Potemkin prosperity

Lawrence lawrence at krubner.com
Sun Sep 30 18:39:41 PDT 2001



> Carl Remick wrote:
> >Please note that I said "from *at least* Reagan onward" and would
> >never argue that Carter or anyone earlier represented some
> >prelapsarian paradise. But I think of the Carter years as being the
> >last time there was any willingness at all to acknowledge that US
> >society is Fundamentally Fucked Up. Contrast Carter's "national
> >malaise" speech (which, admittedly, contributed to his getting the
> >old heave-ho from office) with Reagan's fatuous "morning in America"
> >palaver.
>
> From the American bourgeoisie's point of view it was. It may be past
> last call now, but they had a great 20-year party, didn't they?
> Doug

It was a great 20 year party, which ended with a real blow out and gifts being distributed to almost everyone. When Reagan was elected real wages had been declining for 7 years. At the end of the 90s real wages began rising again.

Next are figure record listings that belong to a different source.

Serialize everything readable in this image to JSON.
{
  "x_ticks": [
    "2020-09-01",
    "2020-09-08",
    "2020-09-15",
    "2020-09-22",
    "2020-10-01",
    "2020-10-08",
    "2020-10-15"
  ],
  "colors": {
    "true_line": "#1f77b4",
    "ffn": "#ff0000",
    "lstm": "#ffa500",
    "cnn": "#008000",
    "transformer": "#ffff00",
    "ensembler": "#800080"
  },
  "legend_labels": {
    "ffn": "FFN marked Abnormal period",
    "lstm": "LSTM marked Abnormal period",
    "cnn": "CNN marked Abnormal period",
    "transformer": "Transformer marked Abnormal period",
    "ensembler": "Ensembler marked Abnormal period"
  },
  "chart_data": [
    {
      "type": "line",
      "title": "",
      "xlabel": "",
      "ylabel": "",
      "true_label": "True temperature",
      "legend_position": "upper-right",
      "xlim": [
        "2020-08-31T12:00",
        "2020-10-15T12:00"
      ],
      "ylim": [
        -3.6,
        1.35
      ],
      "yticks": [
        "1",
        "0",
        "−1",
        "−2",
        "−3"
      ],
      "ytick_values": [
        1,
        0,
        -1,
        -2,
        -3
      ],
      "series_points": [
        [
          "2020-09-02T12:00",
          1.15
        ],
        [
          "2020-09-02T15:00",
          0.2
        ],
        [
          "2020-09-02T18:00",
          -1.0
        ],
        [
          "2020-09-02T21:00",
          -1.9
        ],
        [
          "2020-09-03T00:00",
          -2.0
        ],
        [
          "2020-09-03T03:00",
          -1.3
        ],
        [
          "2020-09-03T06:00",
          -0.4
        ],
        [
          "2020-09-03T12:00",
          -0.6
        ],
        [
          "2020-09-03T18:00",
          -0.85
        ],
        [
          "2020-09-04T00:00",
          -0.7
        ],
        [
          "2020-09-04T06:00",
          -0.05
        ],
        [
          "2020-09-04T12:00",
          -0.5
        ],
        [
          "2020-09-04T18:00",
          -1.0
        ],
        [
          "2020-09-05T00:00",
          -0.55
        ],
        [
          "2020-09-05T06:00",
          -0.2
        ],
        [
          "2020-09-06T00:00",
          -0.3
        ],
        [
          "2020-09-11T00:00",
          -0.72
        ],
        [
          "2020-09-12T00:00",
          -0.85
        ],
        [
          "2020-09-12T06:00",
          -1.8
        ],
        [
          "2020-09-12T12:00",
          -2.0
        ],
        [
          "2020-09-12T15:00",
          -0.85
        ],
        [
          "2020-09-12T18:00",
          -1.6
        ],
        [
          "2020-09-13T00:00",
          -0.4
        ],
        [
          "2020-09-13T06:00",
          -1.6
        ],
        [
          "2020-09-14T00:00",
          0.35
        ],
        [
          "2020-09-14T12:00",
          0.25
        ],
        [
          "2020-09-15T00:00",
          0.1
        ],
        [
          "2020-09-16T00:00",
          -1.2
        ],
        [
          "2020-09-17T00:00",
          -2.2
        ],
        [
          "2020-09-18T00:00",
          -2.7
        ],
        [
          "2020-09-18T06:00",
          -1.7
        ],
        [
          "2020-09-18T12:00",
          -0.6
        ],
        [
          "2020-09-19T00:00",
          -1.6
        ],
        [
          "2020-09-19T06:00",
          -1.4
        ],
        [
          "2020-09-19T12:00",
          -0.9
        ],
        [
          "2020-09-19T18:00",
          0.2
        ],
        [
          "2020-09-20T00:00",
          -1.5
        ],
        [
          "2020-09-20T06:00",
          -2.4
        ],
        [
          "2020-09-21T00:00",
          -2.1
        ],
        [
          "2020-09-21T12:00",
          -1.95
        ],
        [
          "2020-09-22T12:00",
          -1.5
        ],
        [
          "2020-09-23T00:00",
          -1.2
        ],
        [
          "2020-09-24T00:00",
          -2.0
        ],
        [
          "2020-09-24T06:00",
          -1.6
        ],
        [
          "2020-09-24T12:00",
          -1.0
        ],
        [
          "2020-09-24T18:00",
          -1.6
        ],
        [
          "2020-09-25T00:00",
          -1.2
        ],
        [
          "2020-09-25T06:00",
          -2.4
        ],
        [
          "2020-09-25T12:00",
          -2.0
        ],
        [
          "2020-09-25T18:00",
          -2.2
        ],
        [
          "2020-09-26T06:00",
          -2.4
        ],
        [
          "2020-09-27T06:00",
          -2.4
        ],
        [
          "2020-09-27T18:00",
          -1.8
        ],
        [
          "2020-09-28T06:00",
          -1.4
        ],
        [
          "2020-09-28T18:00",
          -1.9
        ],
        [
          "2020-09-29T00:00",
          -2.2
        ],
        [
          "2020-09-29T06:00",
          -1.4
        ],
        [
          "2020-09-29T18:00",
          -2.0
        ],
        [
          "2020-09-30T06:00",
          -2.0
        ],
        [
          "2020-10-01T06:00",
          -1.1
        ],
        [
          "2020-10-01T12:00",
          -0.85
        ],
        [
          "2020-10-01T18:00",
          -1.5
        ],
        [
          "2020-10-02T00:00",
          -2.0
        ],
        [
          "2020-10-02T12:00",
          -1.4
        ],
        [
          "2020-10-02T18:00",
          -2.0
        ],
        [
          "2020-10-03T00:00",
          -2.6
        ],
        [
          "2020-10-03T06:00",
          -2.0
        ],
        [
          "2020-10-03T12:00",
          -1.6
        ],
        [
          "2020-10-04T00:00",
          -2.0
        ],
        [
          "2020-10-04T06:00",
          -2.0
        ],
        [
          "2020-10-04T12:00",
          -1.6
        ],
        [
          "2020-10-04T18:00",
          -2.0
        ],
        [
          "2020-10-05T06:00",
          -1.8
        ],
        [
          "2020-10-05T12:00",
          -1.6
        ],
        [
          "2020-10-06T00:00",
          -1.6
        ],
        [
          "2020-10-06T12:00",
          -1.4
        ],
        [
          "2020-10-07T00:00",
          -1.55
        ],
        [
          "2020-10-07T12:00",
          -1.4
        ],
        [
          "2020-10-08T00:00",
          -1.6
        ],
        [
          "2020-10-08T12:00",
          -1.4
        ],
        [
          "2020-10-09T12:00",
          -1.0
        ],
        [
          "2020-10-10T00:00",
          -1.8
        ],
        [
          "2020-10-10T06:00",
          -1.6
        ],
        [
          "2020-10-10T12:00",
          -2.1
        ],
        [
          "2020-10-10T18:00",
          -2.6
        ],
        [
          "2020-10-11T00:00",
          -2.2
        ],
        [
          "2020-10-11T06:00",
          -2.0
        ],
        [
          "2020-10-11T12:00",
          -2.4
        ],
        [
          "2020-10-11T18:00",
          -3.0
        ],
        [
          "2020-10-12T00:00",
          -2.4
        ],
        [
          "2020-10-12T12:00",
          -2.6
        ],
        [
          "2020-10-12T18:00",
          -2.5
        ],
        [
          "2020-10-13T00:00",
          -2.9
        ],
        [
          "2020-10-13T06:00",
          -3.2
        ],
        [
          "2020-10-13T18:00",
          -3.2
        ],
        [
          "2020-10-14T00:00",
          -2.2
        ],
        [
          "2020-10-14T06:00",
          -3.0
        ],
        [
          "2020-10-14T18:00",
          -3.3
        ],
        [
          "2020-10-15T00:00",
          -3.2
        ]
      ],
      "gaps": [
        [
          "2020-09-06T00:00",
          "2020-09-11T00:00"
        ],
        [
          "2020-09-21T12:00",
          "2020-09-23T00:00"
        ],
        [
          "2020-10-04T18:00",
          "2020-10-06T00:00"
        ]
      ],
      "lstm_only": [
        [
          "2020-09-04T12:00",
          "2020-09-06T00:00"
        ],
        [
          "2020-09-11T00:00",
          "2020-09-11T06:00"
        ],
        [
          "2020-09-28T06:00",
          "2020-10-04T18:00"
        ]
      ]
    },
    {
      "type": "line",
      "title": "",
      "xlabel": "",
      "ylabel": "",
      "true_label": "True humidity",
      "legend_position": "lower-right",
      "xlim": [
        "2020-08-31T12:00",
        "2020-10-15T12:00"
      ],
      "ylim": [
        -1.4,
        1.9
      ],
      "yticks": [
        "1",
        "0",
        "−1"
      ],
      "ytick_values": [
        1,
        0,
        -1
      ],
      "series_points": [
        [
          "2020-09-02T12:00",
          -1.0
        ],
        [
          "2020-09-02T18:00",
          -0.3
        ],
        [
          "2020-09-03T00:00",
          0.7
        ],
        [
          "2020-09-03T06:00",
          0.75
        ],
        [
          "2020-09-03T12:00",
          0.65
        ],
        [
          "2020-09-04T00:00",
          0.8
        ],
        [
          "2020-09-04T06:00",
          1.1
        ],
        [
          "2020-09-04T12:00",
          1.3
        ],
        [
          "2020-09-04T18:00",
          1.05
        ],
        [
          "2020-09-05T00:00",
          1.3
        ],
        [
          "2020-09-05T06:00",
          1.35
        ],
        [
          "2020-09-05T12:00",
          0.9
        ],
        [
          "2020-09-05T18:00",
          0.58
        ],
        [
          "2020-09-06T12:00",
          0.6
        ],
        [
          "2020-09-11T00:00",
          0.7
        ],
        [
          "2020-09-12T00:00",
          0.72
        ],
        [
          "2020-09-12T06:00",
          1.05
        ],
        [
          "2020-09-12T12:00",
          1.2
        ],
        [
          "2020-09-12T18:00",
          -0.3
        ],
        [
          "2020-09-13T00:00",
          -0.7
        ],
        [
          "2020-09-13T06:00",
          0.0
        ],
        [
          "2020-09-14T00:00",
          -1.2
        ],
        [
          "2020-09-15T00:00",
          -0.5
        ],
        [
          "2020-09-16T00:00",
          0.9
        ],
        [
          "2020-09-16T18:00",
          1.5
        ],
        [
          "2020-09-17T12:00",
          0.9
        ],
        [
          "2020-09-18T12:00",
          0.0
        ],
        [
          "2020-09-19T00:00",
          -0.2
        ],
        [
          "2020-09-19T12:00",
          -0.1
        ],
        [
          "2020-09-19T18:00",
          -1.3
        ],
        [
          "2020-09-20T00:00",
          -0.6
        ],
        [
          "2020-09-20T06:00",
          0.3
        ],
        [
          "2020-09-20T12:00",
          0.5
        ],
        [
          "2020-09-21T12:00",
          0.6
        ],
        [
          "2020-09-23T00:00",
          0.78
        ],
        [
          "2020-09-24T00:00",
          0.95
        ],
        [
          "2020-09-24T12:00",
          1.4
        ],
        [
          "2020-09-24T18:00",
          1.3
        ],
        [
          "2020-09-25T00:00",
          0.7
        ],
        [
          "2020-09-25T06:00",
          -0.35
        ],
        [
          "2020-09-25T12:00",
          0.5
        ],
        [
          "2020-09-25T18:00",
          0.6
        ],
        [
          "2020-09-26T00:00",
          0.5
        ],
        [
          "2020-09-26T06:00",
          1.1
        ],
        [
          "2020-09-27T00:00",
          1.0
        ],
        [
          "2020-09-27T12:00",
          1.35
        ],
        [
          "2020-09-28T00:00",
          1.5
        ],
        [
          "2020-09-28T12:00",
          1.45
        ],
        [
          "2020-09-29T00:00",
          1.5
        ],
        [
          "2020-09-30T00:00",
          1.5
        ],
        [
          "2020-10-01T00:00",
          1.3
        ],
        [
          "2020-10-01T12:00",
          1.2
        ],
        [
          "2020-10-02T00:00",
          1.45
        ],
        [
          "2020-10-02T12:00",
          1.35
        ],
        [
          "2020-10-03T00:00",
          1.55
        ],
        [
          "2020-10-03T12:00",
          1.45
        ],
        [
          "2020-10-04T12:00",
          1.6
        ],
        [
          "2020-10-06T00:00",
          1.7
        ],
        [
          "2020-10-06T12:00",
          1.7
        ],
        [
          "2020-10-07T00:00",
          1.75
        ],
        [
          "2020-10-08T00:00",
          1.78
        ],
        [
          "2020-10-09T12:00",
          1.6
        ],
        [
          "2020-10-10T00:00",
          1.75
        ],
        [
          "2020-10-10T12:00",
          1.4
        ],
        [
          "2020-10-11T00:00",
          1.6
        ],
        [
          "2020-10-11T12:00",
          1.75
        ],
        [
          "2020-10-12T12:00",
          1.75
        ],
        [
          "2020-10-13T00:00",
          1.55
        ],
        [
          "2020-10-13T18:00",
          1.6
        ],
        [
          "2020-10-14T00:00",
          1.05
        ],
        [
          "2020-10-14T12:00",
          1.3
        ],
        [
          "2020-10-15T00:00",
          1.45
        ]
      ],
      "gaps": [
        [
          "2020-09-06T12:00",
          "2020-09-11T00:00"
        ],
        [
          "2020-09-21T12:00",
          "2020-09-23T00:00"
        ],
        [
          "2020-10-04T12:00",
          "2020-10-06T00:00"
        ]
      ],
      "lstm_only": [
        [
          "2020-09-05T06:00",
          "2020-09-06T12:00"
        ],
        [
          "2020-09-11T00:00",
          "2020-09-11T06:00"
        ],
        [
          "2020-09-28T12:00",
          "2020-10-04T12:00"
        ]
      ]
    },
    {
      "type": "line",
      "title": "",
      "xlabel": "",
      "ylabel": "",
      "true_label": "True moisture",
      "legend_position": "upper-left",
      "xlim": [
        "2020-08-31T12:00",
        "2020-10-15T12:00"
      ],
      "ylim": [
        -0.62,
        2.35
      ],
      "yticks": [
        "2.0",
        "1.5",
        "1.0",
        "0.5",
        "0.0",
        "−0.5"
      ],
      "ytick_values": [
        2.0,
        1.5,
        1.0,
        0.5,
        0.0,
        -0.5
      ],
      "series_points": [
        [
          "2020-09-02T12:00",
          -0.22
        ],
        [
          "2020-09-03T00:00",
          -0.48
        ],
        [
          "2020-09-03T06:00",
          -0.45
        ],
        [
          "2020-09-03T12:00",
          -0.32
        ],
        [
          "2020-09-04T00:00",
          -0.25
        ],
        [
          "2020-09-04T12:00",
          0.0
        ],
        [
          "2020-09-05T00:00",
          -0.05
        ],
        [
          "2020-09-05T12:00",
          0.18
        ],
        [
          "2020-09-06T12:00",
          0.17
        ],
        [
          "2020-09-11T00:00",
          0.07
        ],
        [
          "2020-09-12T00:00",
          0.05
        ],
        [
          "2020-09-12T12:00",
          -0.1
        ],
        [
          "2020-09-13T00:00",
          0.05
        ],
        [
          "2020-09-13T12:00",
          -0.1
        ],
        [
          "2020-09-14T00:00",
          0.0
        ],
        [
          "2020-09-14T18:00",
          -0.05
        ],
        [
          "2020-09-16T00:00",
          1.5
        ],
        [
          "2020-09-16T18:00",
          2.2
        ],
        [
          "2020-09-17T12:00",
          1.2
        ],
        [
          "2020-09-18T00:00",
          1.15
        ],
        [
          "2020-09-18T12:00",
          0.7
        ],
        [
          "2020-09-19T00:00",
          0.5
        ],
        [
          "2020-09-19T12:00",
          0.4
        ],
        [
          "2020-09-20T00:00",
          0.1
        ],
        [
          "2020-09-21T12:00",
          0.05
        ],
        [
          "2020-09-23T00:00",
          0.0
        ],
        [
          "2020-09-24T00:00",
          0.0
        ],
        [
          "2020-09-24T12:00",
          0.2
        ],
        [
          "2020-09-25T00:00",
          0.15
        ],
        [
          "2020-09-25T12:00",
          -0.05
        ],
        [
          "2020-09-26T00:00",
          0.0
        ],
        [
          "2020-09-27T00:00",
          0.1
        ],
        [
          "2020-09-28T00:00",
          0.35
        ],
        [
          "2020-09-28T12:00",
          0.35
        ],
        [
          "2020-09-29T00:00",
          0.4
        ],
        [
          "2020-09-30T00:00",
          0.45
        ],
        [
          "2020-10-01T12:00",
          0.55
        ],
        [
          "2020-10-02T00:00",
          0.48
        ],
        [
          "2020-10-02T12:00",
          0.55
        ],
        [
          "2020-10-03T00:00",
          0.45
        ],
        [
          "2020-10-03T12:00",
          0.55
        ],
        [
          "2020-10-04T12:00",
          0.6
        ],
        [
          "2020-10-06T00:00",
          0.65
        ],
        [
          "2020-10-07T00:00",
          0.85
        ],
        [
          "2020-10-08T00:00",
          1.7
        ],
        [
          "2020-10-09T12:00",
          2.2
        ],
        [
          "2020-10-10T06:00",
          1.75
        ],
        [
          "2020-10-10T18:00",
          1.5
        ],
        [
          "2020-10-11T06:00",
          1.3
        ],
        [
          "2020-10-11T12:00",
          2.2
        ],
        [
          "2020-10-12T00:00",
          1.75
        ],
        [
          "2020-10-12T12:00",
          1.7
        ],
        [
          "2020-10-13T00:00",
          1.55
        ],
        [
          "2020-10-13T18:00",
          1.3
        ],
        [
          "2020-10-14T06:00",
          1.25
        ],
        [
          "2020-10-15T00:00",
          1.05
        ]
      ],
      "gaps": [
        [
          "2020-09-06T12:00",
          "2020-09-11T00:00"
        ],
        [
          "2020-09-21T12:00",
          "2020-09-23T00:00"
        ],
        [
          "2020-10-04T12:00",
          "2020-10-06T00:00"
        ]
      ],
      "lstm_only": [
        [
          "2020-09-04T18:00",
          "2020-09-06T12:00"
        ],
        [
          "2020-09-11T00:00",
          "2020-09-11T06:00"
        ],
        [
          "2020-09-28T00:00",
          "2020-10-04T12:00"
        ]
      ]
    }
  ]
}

My politics lean to the left but there are some issues where either the left response has been weak or I simply haven't read the right books. Why did real wages decline or stagnate from 73 to 95? LBO recently pointed out how abnormal those decades are compared to the rest of American history. Please don't tell me that wages declined because of the right-wing, I doubt the 70s and 80s were more conservative than the 1920s or the stretch 1865 - 1900, during which real wages rose. The right wing has a good line regarding these decades - that the economy had become stifled and over regulated, that Thatcher and Reagan unleashed a new era of creativity, that the boom of the 90s was dependent on the wave of innovation set in motion by the political changes of the 70s and 80s. What is the left argument on these decades?